At most traditional colleges and universities, before someone can even be considered for a position as a faculty member, he or she must have gone through several years of professional training. The average holder of a Ph.D. in the humanities, for instance, will most likely have completed, besides the normal 12 years of elementary and high school and four years of undergraduate study, an additional seven years or more of graduate study, the culmination of which is a rigorous examination conducted by those who have already been admitted to the guild of the learned and the completion of a book-length study. Even in those “professional” areas such as business and accounting, faculty undergo rigorous peer review before earning their credentials.
Competition for jobs at colleges and universities -- at least in many of the liberal arts and sciences -- has been intense for at least 30 years, in spite of periods, such as the present, of exploding undergraduate enrollment. Partially this is because public funding for higher education has not kept pace with increases in both enrollment and inflation over the years; but it is also because standards for faculty hiring have increased as even middle-rank colleges have been able to attract high-level faculty from prestigious graduate schools.
Once hired, a faculty member undergoes another six years or so of departmental and institutional scrutiny before being awarded tenure and, in effect, being formally admitted to the profession. This award of tenure is in fact a certification by his or her peers that the faculty member has met the collective standard of the institution, a standard which is established and maintained by the faculty of the institution -- the only "qualified personnel," by the way, who ought to have this authority.
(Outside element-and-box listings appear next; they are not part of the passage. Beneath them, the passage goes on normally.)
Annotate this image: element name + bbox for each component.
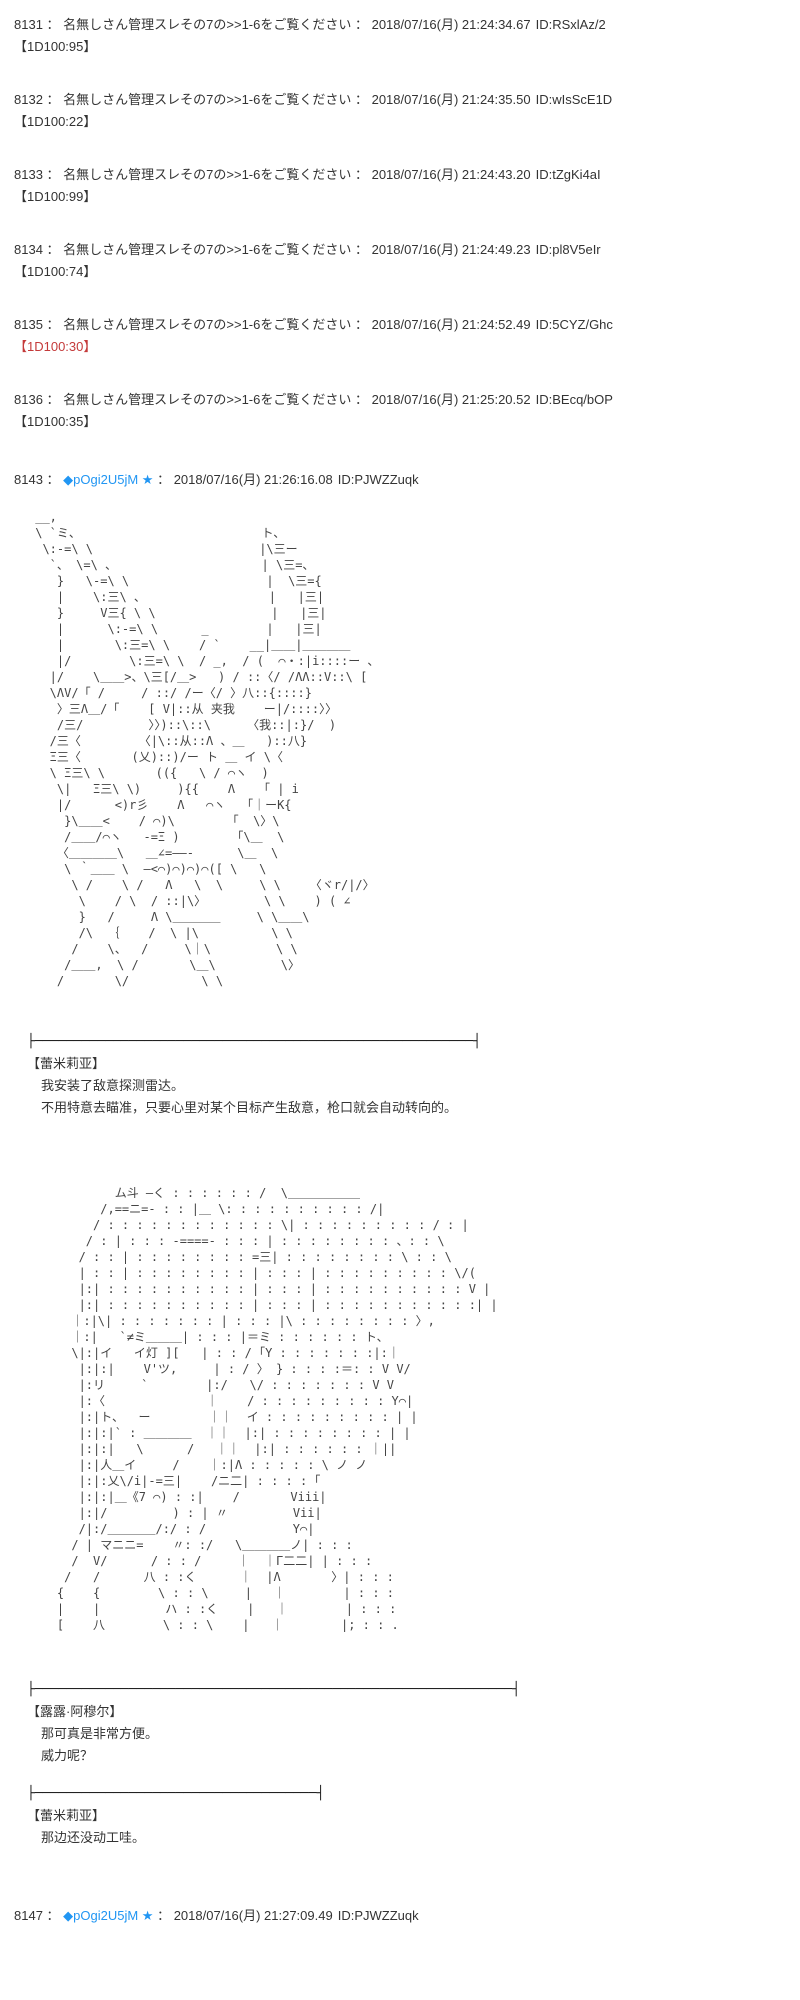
post-date: 2018/07/16(月) 21:26:16.08 (174, 472, 333, 487)
dice-roll: 【1D100:95】 (14, 36, 790, 58)
separator: ： (43, 1908, 63, 1923)
post-number: 8143 (14, 472, 43, 487)
post-8143: 8143 ： ◆pOgi2U5jM ★ ： 2018/07/16(月) 21:2… (14, 469, 790, 491)
poster-name: 名無しさん管理スレその7の>>1-6をご覧ください (63, 17, 351, 32)
poster-name: 名無しさん管理スレその7の>>1-6をご覧ください (63, 392, 351, 407)
separator: ： (43, 167, 63, 182)
post-id: ID:5CYZ/Ghc (536, 317, 613, 332)
post-date: 2018/07/16(月) 21:27:09.49 (174, 1908, 333, 1923)
post-8136: 8136 ： 名無しさん管理スレその7の>>1-6をご覧ください ： 2018/… (14, 389, 790, 433)
post-number: 8136 (14, 392, 43, 407)
separator: ： (351, 317, 371, 332)
post-id: ID:BEcq/bOP (536, 392, 613, 407)
post-8133: 8133 ： 名無しさん管理スレその7の>>1-6をご覧ください ： 2018/… (14, 164, 790, 208)
post-date: 2018/07/16(月) 21:24:43.20 (372, 167, 531, 182)
post-date: 2018/07/16(月) 21:24:49.23 (372, 242, 531, 257)
post-number: 8135 (14, 317, 43, 332)
post-id: ID:PJWZZuqk (338, 472, 419, 487)
post-date: 2018/07/16(月) 21:24:34.67 (372, 17, 531, 32)
tripcode[interactable]: ◆pOgi2U5jM ★ (63, 1908, 153, 1923)
post-date: 2018/07/16(月) 21:25:20.52 (372, 392, 531, 407)
separator: ： (351, 17, 371, 32)
dialogue-separator: ├───────────────────────────────────────… (14, 1031, 790, 1053)
separator: ： (43, 17, 63, 32)
post-8147: 8147 ： ◆pOgi2U5jM ★ ： 2018/07/16(月) 21:2… (14, 1905, 790, 1927)
separator: ： (351, 392, 371, 407)
separator: ： (351, 167, 371, 182)
ascii-art-2: ム斗 ―く : : : : : : / \＿＿＿＿＿＿ /,==ニ=- : : … (28, 1185, 790, 1665)
dialogue-line: 不用特意去瞄准，只要心里对某个目标产生敌意，枪口就会自动转向的。 (27, 1097, 790, 1119)
post-header: 8132 ： 名無しさん管理スレその7の>>1-6をご覧ください ： 2018/… (14, 89, 790, 111)
dice-roll: 【1D100:22】 (14, 111, 790, 133)
dialogue-line: 我安装了敌意探测雷达。 (27, 1075, 790, 1097)
separator: ： (43, 472, 63, 487)
poster-name: 名無しさん管理スレその7の>>1-6をご覧ください (63, 242, 351, 257)
dice-roll: 【1D100:74】 (14, 261, 790, 283)
post-id: ID:pl8V5eIr (536, 242, 601, 257)
speaker-name: 【露露·阿穆尔】 (27, 1701, 790, 1723)
post-id: ID:PJWZZuqk (338, 1908, 419, 1923)
separator: ： (351, 92, 371, 107)
tripcode[interactable]: ◆pOgi2U5jM ★ (63, 472, 153, 487)
poster-name: 名無しさん管理スレその7の>>1-6をご覧ください (63, 167, 351, 182)
dialogue-block-2: 【露露·阿穆尔】 那可真是非常方便。 威力呢？ (14, 1701, 790, 1767)
post-id: ID:tZgKi4aI (536, 167, 601, 182)
dialogue-block-3: 【蕾米莉亚】 那边还没动工哇。 (14, 1805, 790, 1849)
post-header: 8147 ： ◆pOgi2U5jM ★ ： 2018/07/16(月) 21:2… (14, 1905, 790, 1927)
post-number: 8131 (14, 17, 43, 32)
separator: ： (43, 92, 63, 107)
post-header: 8133 ： 名無しさん管理スレその7の>>1-6をご覧ください ： 2018/… (14, 164, 790, 186)
post-date: 2018/07/16(月) 21:24:35.50 (372, 92, 531, 107)
post-number: 8132 (14, 92, 43, 107)
speaker-name: 【蕾米莉亚】 (27, 1805, 790, 1827)
dice-roll: 【1D100:35】 (14, 411, 790, 433)
dice-roll-red: 【1D100:30】 (14, 336, 790, 358)
ascii-art-1: __, \ `ミ、 ト、 \:-=\ \ |\三ー `、 \=\ 、 | \三=… (28, 509, 790, 1005)
poster-name: 名無しさん管理スレその7の>>1-6をご覧ください (63, 317, 351, 332)
post-8131: 8131 ： 名無しさん管理スレその7の>>1-6をご覧ください ： 2018/… (14, 14, 790, 58)
thread-page: 8131 ： 名無しさん管理スレその7の>>1-6をご覧ください ： 2018/… (0, 0, 800, 1927)
dialogue-separator: ├───────────────────────────────────────… (14, 1679, 790, 1701)
separator: ： (43, 392, 63, 407)
post-header: 8135 ： 名無しさん管理スレその7の>>1-6をご覧ください ： 2018/… (14, 314, 790, 336)
separator: ： (43, 242, 63, 257)
post-date: 2018/07/16(月) 21:24:52.49 (372, 317, 531, 332)
post-id: ID:wIsScE1D (536, 92, 613, 107)
post-number: 8147 (14, 1908, 43, 1923)
dialogue-separator: ├────────────────────────────────────┤ (14, 1783, 790, 1805)
post-header: 8136 ： 名無しさん管理スレその7の>>1-6をご覧ください ： 2018/… (14, 389, 790, 411)
separator: ： (351, 242, 371, 257)
dialogue-line: 威力呢？ (27, 1745, 790, 1767)
post-id: ID:RSxlAz/2 (536, 17, 606, 32)
post-number: 8133 (14, 167, 43, 182)
post-8134: 8134 ： 名無しさん管理スレその7の>>1-6をご覧ください ： 2018/… (14, 239, 790, 283)
post-8132: 8132 ： 名無しさん管理スレその7の>>1-6をご覧ください ： 2018/… (14, 89, 790, 133)
post-header: 8143 ： ◆pOgi2U5jM ★ ： 2018/07/16(月) 21:2… (14, 469, 790, 491)
post-header: 8134 ： 名無しさん管理スレその7の>>1-6をご覧ください ： 2018/… (14, 239, 790, 261)
dice-roll: 【1D100:99】 (14, 186, 790, 208)
poster-name: 名無しさん管理スレその7の>>1-6をご覧ください (63, 92, 351, 107)
speaker-name: 【蕾米莉亚】 (27, 1053, 790, 1075)
separator: ： (153, 1908, 173, 1923)
separator: ： (153, 472, 173, 487)
dialogue-line: 那边还没动工哇。 (27, 1827, 790, 1849)
separator: ： (43, 317, 63, 332)
dialogue-line: 那可真是非常方便。 (27, 1723, 790, 1745)
post-8135: 8135 ： 名無しさん管理スレその7の>>1-6をご覧ください ： 2018/… (14, 314, 790, 358)
post-header: 8131 ： 名無しさん管理スレその7の>>1-6をご覧ください ： 2018/… (14, 14, 790, 36)
post-number: 8134 (14, 242, 43, 257)
dialogue-block-1: 【蕾米莉亚】 我安装了敌意探测雷达。 不用特意去瞄准，只要心里对某个目标产生敌意… (14, 1053, 790, 1119)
Now some of the transformationists and other critics of higher education will argue that faculty -- and especially tenured faculty -- are in fact the problem with our system of education, because once faculty earn tenure, there’s no touching them, no matter what horrors they perpetrate on students. And there will inevitably follow the story of Professor X from the critic’s college years who routinely didn’t show up for class, who gave disorganized lectures, was inattentive to students, etc. And yet, it was not Professor X alone who certified students for graduation but rather the entire faculty, the overwhelming majority who at any accredited institution are competent and serious teachers and scholars who understand very well their professional obligations and responsibilities to their students.
The real business of faculty, however, is curriculum: the ordering of knowledge, the determination of what is worthy of being taught and what is important to be learned. Curricular change and development often does occur slowly, usually after careful and sometimes contentious deliberation within an academic institution, among colleagues whose business it is to know the latest developments in their fields and whose business it is to distinguish between the merely trendy and the truly significant. For an example of what can happen when OQP are given similar authority, let us look no farther than the dismal state of our managed health care system in which so much prerogative has been wrested from doctors and given over to OQP.
Is the academic process perfect? No more so than any process requiring human discourse and judgment. Is it sometimes a slow process? Yes, of course. But it is also a careful one in which those who are accountable -- the faculty -- are easily identifiable. The nagging question in the brave new world of higher education is, who are the OQP and to whom are they accountable?
Peter Katopes is vice president for academic affairs at LaGuardia Community College of the City University of New York.